3. La ética de la paz
Los dos criterios antedichos están formulados desde una óptica: la paz. Esta óptica nos ha
llevado a formular una ética de la paz.
La pacificación de nuestro país entraña, desde luego, la desaparición de ETA. Es insuficiente
la suspensión de sus actividades. Pero los problemas que es preciso resolver para alcanzar la
paz no terminan ahí. Para comprender y sortear las dificultades para la paz en nuestra tierra,
es preciso enfocar correctamente otra realidad que viene de lejos. Todos los sondeos revelan
con obstinada estabilidad la coexistencia, en diversas proporciones, de sentimientos de
identidad nacional total o parcialmente contrapuestas e incluso conflictivas. Unos se sienten
«sólo vascos»; otros «solamente españoles»; otros «más vascos que españoles»; otros
«igualmente vascos y españoles»; otros «más españoles que vascos». Todos son ciudadanos
de pleno derecho en esta comunidad y deben ser respetados como tales.

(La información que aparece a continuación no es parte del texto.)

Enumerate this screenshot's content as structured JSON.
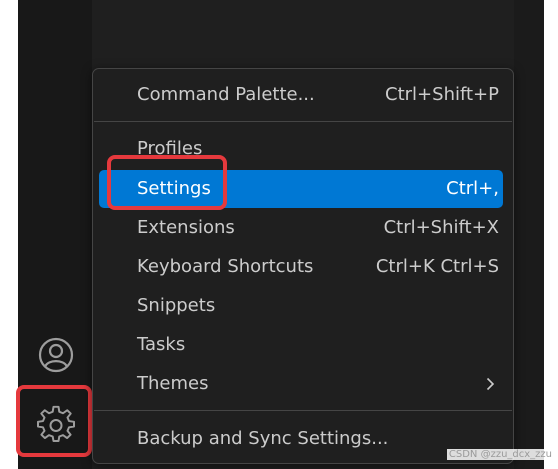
{
  "activity_bar": {
    "icons": [
      "account-icon",
      "gear-icon"
    ]
  },
  "menu": {
    "items": [
      {
        "label": "Command Palette...",
        "shortcut": "Ctrl+Shift+P"
      },
      {
        "label": "Profiles",
        "shortcut": ""
      },
      {
        "label": "Settings",
        "shortcut": "Ctrl+,",
        "selected": true
      },
      {
        "label": "Extensions",
        "shortcut": "Ctrl+Shift+X"
      },
      {
        "label": "Keyboard Shortcuts",
        "shortcut": "Ctrl+K Ctrl+S"
      },
      {
        "label": "Snippets",
        "shortcut": ""
      },
      {
        "label": "Tasks",
        "shortcut": ""
      },
      {
        "label": "Themes",
        "shortcut": "",
        "submenu_icon": "chevron-right-icon"
      },
      {
        "label": "Backup and Sync Settings...",
        "shortcut": ""
      }
    ]
  },
  "colors": {
    "selection": "#0078d4",
    "annotation": "#e5393d",
    "menu_background": "#1f1f1f",
    "activity_bar_background": "#181818",
    "menu_text": "#cccccc"
  },
  "watermark": "CSDN @zzu_dcx_zzu"
}
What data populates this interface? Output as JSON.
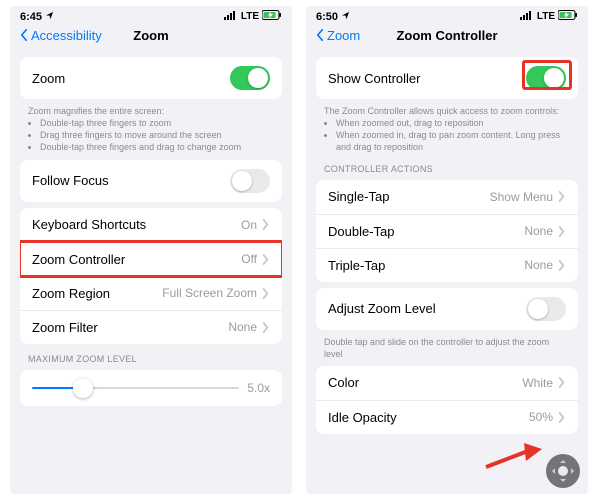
{
  "left": {
    "status": {
      "time": "6:45",
      "net": "LTE"
    },
    "nav": {
      "back": "Accessibility",
      "title": "Zoom"
    },
    "zoom_row": {
      "label": "Zoom",
      "on": true
    },
    "zoom_desc": {
      "lead": "Zoom magnifies the entire screen:",
      "bullets": [
        "Double-tap three fingers to zoom",
        "Drag three fingers to move around the screen",
        "Double-tap three fingers and drag to change zoom"
      ]
    },
    "follow": {
      "label": "Follow Focus",
      "on": false
    },
    "items": [
      {
        "label": "Keyboard Shortcuts",
        "value": "On"
      },
      {
        "label": "Zoom Controller",
        "value": "Off"
      },
      {
        "label": "Zoom Region",
        "value": "Full Screen Zoom"
      },
      {
        "label": "Zoom Filter",
        "value": "None"
      }
    ],
    "max_hdr": "MAXIMUM ZOOM LEVEL",
    "max_val": "5.0x"
  },
  "right": {
    "status": {
      "time": "6:50",
      "net": "LTE"
    },
    "nav": {
      "back": "Zoom",
      "title": "Zoom Controller"
    },
    "show": {
      "label": "Show Controller",
      "on": true
    },
    "show_desc": {
      "lead": "The Zoom Controller allows quick access to zoom controls:",
      "bullets": [
        "When zoomed out, drag to reposition",
        "When zoomed in, drag to pan zoom content. Long press and drag to reposition"
      ]
    },
    "actions_hdr": "CONTROLLER ACTIONS",
    "actions": [
      {
        "label": "Single-Tap",
        "value": "Show Menu"
      },
      {
        "label": "Double-Tap",
        "value": "None"
      },
      {
        "label": "Triple-Tap",
        "value": "None"
      }
    ],
    "adjust": {
      "label": "Adjust Zoom Level",
      "on": false
    },
    "adjust_desc": "Double tap and slide on the controller to adjust the zoom level",
    "appearance": [
      {
        "label": "Color",
        "value": "White"
      },
      {
        "label": "Idle Opacity",
        "value": "50%"
      }
    ]
  }
}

a) Esta pluralidad conflictiva de identidades está reclamando el hallazgo de una fórmula de
convivencia en la que cada uno de los grupos antedichos esté dispuesto a recortar
prácticamente, en el seno de un debate, sus aspiraciones incluso legítimas, en aras de
una paz social que es un valor notablemente más precioso y necesario que el imposible
cumplimiento de todas las aspiraciones de todos los grupos. «En la casa común hemos
de caber, apretándonos, todos aquellos que, por la palabra o por los hechos, no se
autoexcluyan de un proyecto compartido» (Votos para la paz, pp. 5-6). Recortar no
debe significar necesariamente renunciar definitivamente. Cada formación habrá de ver
qué recortes le exige el bien de la paz. Sería inadmisible que la fórmula fuera fruto de la
amenaza de la fuerza ciega o dictada por el imperio de la «ley del más fuerte». La paz
no admite esta clase de coacciones y tutelas.
b) Este recorte resulta doloroso a todos los grupos. Será signo de grandeza de ánimo
subordinar efectivamente la propia política de partido al bien superior de la paz. Puede
incluso acarrearles una merma de votos. Deben saber que el anhelo de paz de aquella
sociedad es, en una gran mayoría de ciudadanos, más vivo y apremiante que la
consecución completa de sus aspiraciones.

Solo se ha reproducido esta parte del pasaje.